Not only do you want to follow E-A-T guidelines to positively improve your search rankings with each Google algorithm update, but you also want to update and improve your content when necessary. Make sure your content is relevant, accurate, and engaging, and prioritize making updates monthly or quarterly. Tailor your messaging to speak directly to your audience, providing clear-cut solutions on how to help them and solve their problems. Think holistically about your customers, and develop content that caters to their learning process. Never think of content singularly as a sales tool. It’s information and education.
Update core web vitals
Unconfirmed algorithm updates
Unconfirmed Google algorithm updates simply describe a change in search (confirmed by unusual volatility and fluctuations tracked in SEMrush), but with no detail from Google. While it may be frustrating for business owners and marketers (“Google, tell us what you changed!”), Data Driven Marketers strongly believes that following E-A-T guidelines and constantly working to improve customer experience is the key to get ahead of unconfirmed changes.

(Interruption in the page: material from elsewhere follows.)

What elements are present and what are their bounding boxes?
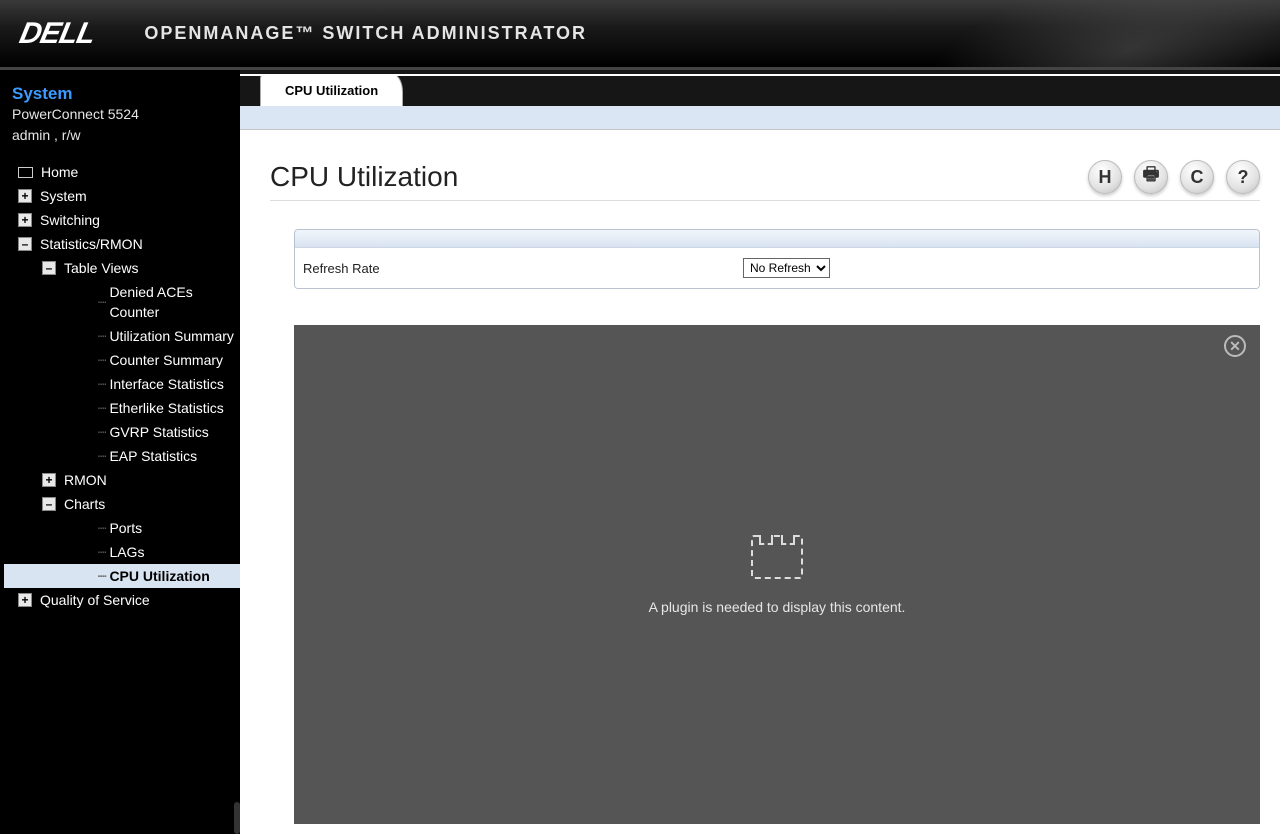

Final thoughts on Google search algorithm updates
In our professional opinion, understanding core web vitals, E-A-T guidelines, and improving your content is the best step to get ahead of algorithm changes. Google’s algorithm updates—whether they’re small or large (core algorithm changes)—are designed to continue improving search experiences, providing a free and open web that shares accurate, informative, and non-harmful information with its users. Tracking changes and being aware of what’s changed is important (for both marketers and business owners), but focusing on your customers’ needs, providing clear-cut solutions on how to help them, and solving their problems is key to a successful website and business.